The financial trading markets over the past week have seen the 3 major global banks confirm their interest rate decision. All decisions were as expected, but the major shock came from the US’s employment figures. Over the past 4 months, US employment figures slowed as the Federal Reserve kept to its hiking policy. We could see the effect of the restrictive monetary policy as the Non-Farm Payroll declined from over 500,000 in August to 223,000 in January.
On Friday, the NFP was again expected to show a slowdown, on average most economists believed the figure would decline to 190,000. However, the NFP read 517,000 almost matching August’s reading. In addition, the US’s Unemployment Rate declined to 3.4%, the lowest since 1970! The US simultaneously confirmed its ISM Services Purchasing Managers’ Index which also came in at 55.2, up from 49.6 in December. A reading above 50.0 is known to signal economic growth.
In addition to the above, the stock market also witnessed a break in the bulls’ strong 4-week run. The best-performing US index over the past month has been awarded to the NASDAQ but saw a 3% decline towards the end of the week. This resulted from disappointing earnings from Apple, Alphabet, and Amazon. However, the price remains significantly higher than the price ranges experienced from October to December 2022.

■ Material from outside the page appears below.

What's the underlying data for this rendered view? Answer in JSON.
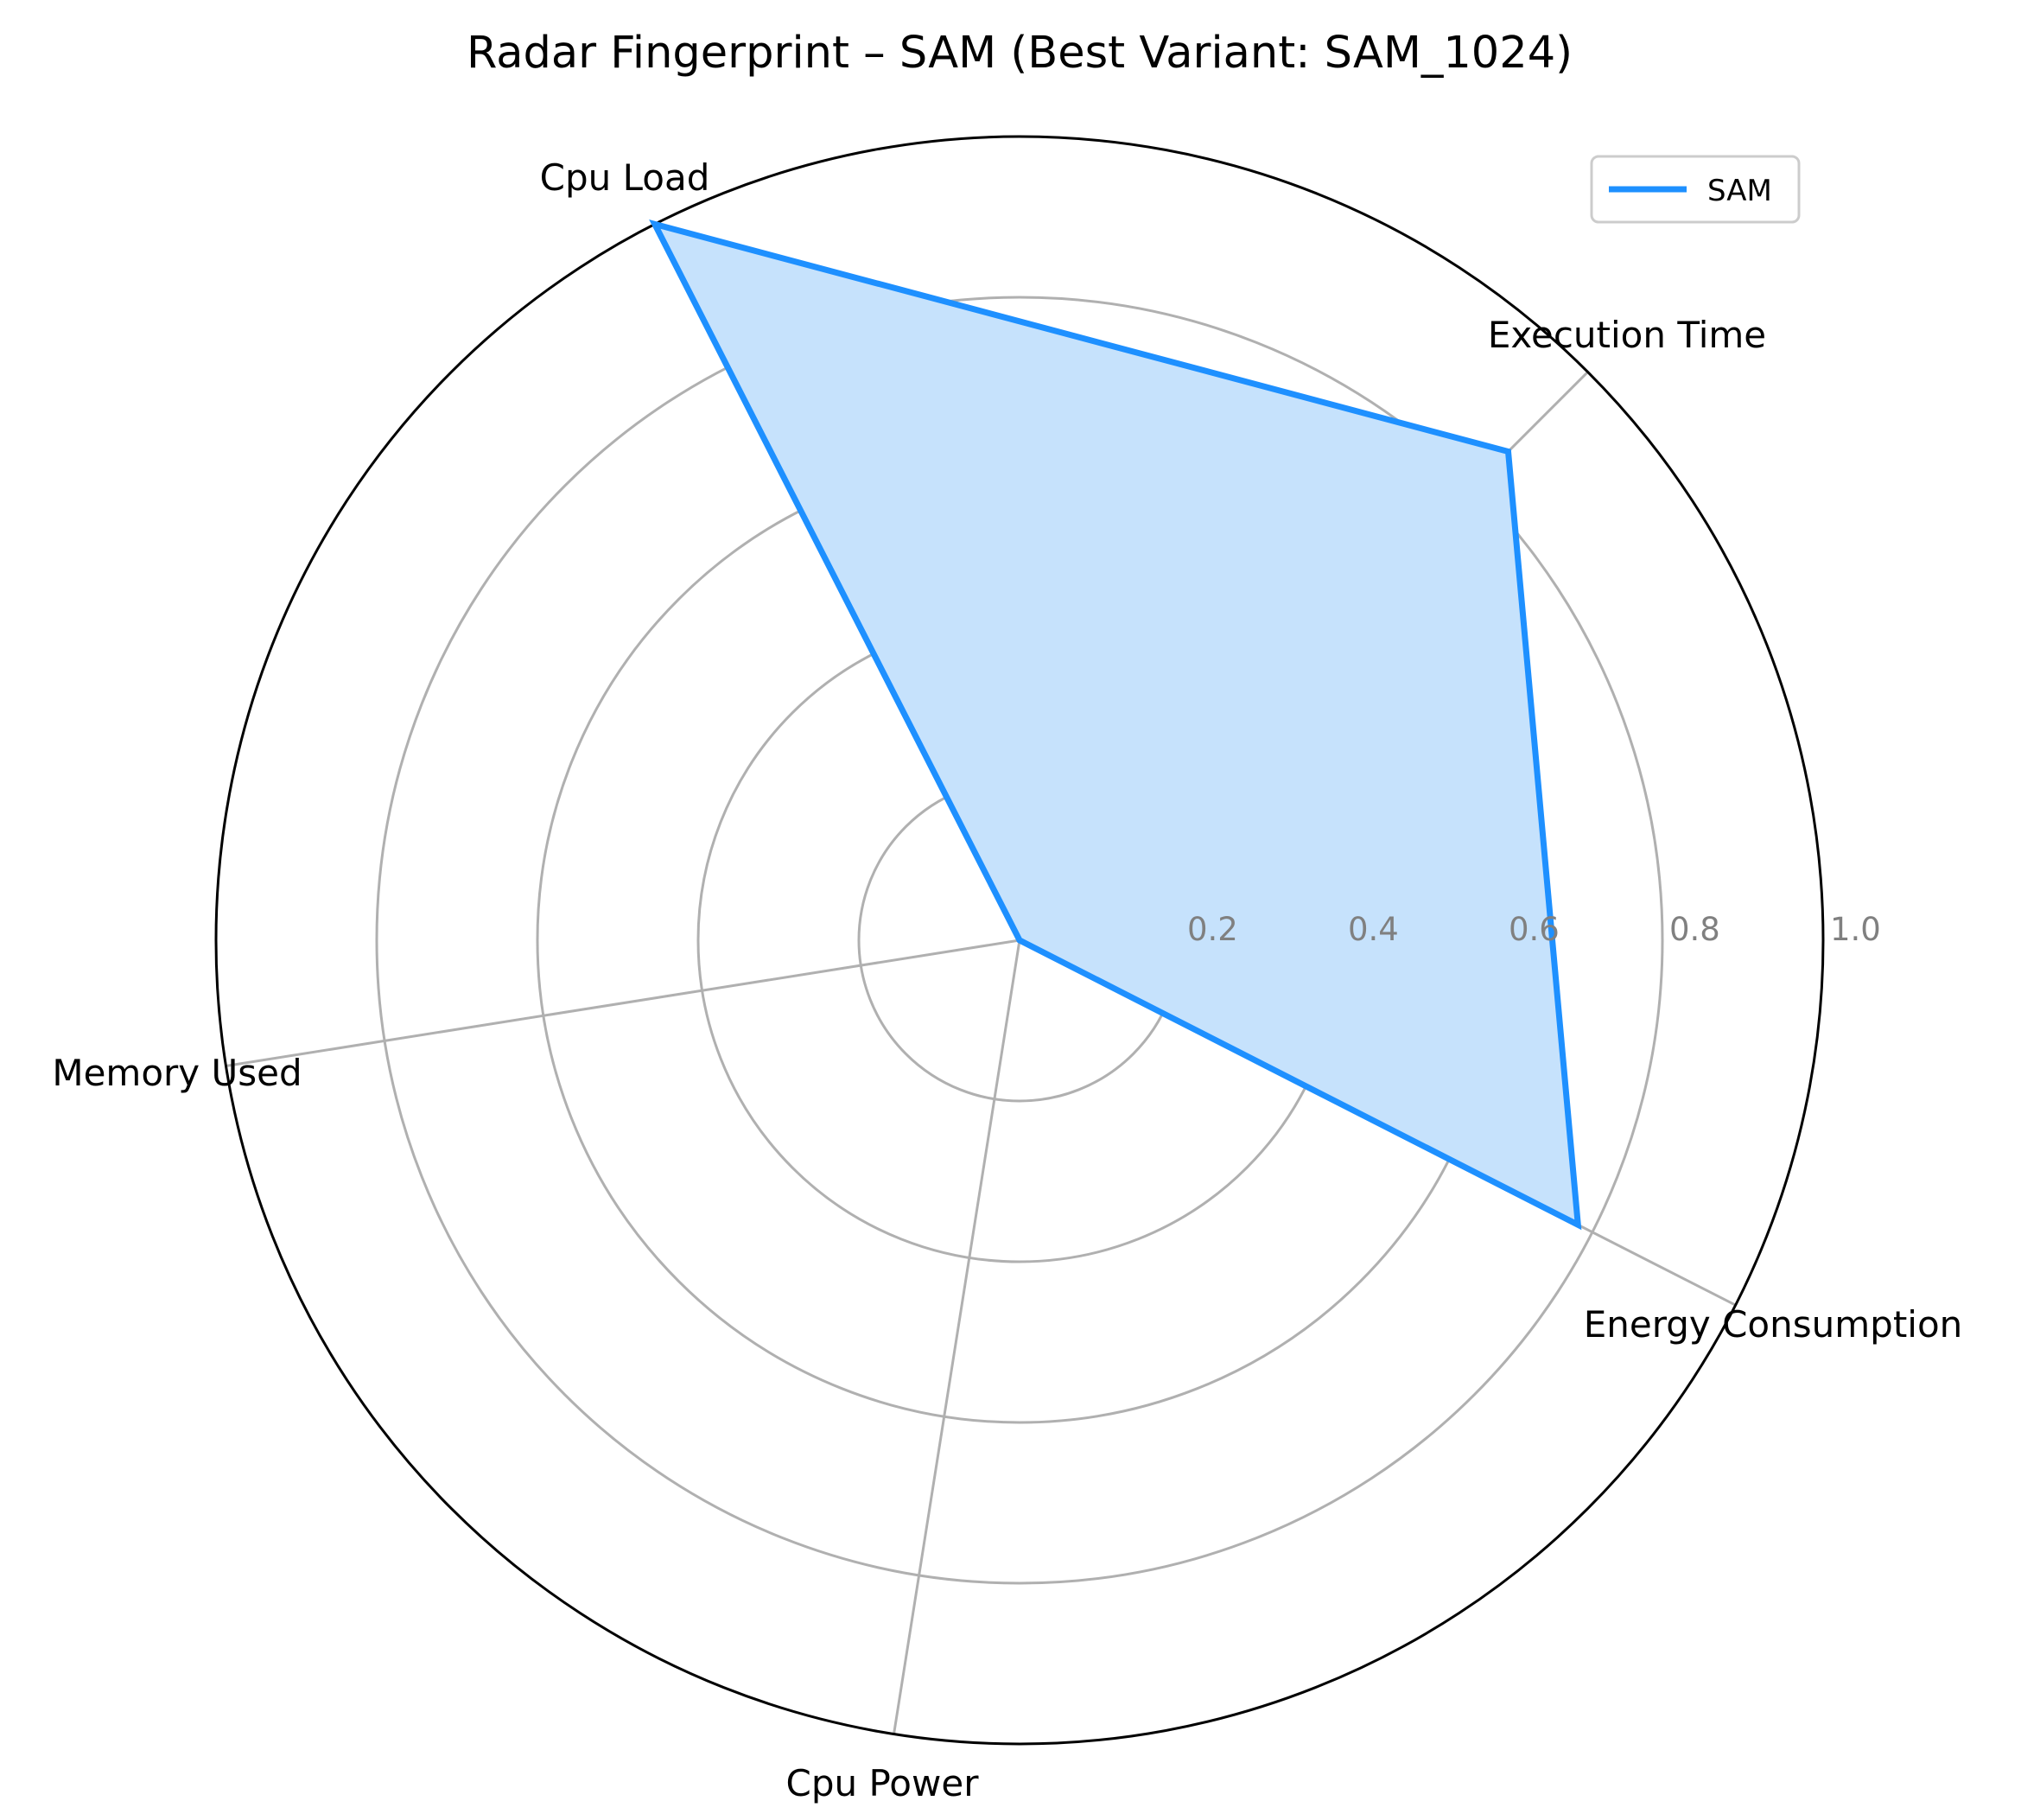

GBP/USD - Dollar climbs as Unemployment hits a 53-Year-Low
The GBP/USD experienced significant declines on Thursday and Friday as the US Dollar Index rose above 103.00. The exchange rate opened on a lower gap this morning but has since slightly increased in value. Nonetheless, the price of the exchange remains under pressure from multiple influencing factors.
As mentioned above, the US Dollar found its opportunity to climb with the bullish stock trend breaking and the employment figures brought new confidence. Over the 2 trading days, the GBP/USD declined by 2.80%. This leaves the price hovering between 2 major support and resistance levels. The resistance level has formed at 1.2445 and the support at 1.1836.
GBP/USD 30-Minute Chart on February 6th
The US Dollar saw bullish price movement against all competitors but saw more movement against the Pound than most other currencies. The British Pound has been struggling over the past week due to local worker strikes, poor economic data, and the current high risk of a recession compared to other economies. According to experts, this is also something that was seen in the country’s latest PMI, which significantly declined due to civil servant protests and Brexit.
During this morning’s Asian session, the instrument formed a slight retracement measuring 0.33%. However, the price waves continue to form a bearish trend pattern. The Relative Strength Index and Moving Averages also indicate a downward trend. However, technical analysis on larger timeframes such as the daily, shows signs of the price finding potential support. Therefore, traders will largely be monitoring the price direction, momentum, and possible breakouts of support and resistance levels.
Crude Oil - Goldman Sachs see another Bullish Run
The price of Crude Oil rises during today’s trading while investors turn their attention to previous support levels. The asset’s price saw significant declines towards the end of last week measuring more than 7%. However, even with the bearish price action, investors remain cautious and unconvinced that the price will renew recent lows.
The most recent low was in December when the price declined to $70.22, however, the price has formed 3 higher lows on the daily timeframe. On the daily timeframe, the price forms an ascending triangle pattern known as a bullish signal in the longer term. However, this will all depend on whether the price rises over the next 2 days or forms a bearish breakout.
Crude Oil 6-Hour Chart on February 6th
Goldman Sachs is one of the institutions which believe the price is likely to rise over the next 2-3 quarters. According to the investment bank, the price of crude oil is likely to be supported by 2 main factors. The first is the G7 sanctions on Russian oil this month which may significantly lower the supply within the global market. The second is China's economic recovery which may also increase the level of global demand.
Summary:
- The US Dollar Index climbs above 103.00 after 2-days of significant increases.
- The US Dollar obtains support from positive employment figures. The US Unemployment Rate hits a 53-year low.
- The US ISM Services Purchasing Managers’ Index reads 55.2, up from 49.6 in December and indicates economic growth.
- Crude oil forms an ascending triangle pattern, while Goldman Sachs sees the price witnessing another bullish trend.